Where else can you get such a view of several of Washington’s biggest natural icons while strapped into your board or skis? On a clear day, unobstructed views of Mount Adams and Mount Rainier provide the backdrop for one of the truly beautiful skiing locations in the West. The views alone will bring you great appreciation for this special place. It’s a great mountain for the whole family, as there is a lodge onsite as well as childcare available (see latest COVID info for availability) for those little ones not quite ready to hit the slopes. There is also a tubing hill and guided snowshoe tours. Once off the slopes, there are plenty of opportunities to relax, and short drives to explore the surrounding scenery are also a great way to take in this special place.

Lost Trail |

If glitz and glamour and the corporate ski experience are things you loathe, you’ll find the peace and family forward experience you seek at one of Montana’s best-kept secrets.

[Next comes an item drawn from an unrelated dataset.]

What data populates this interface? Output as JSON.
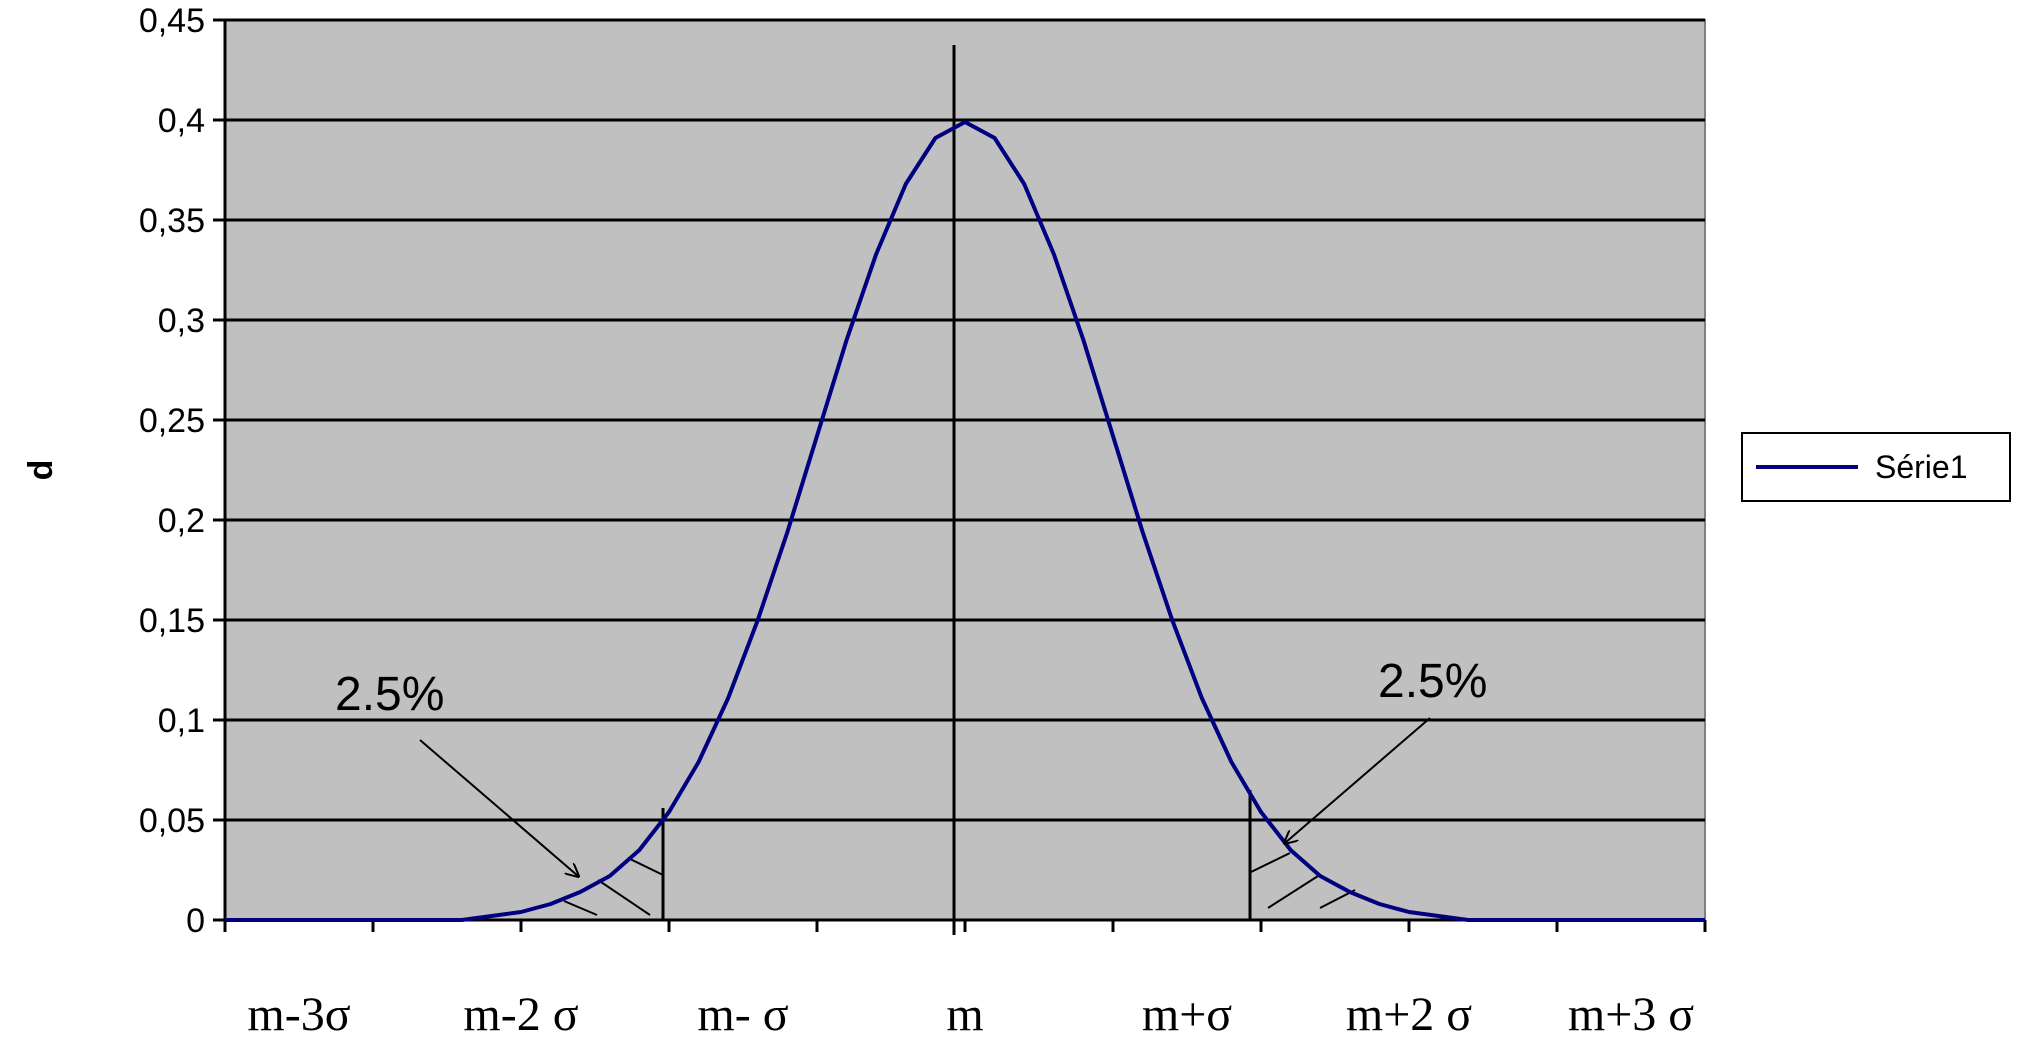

Opened in 1938, Lost Trail is still owned and operated by the Grasser family today. Their mission is to continue to operate a small family oriented mountain where incredible snow can also be affordable. Ticket prices are half the price of most large-scale resorts, but the dry powder and conditions here are legendary to those who make the trek down Montana’s gorgeous Bitterroot Valley.

There are all kinds of unique places to stay nearby including rustic cabins, bed and breakfasts, and wood-fire warmed yurts found on the backside of the mountain. While not easy to get to, the experience of minimal lift lines, few frills and wonderful powder is something that’s getting harder and harder to come by each season, making this a truly unique experience.

There are even more gems hiding in plain sight all throughout the Northwest. Will you find a new favorite this season?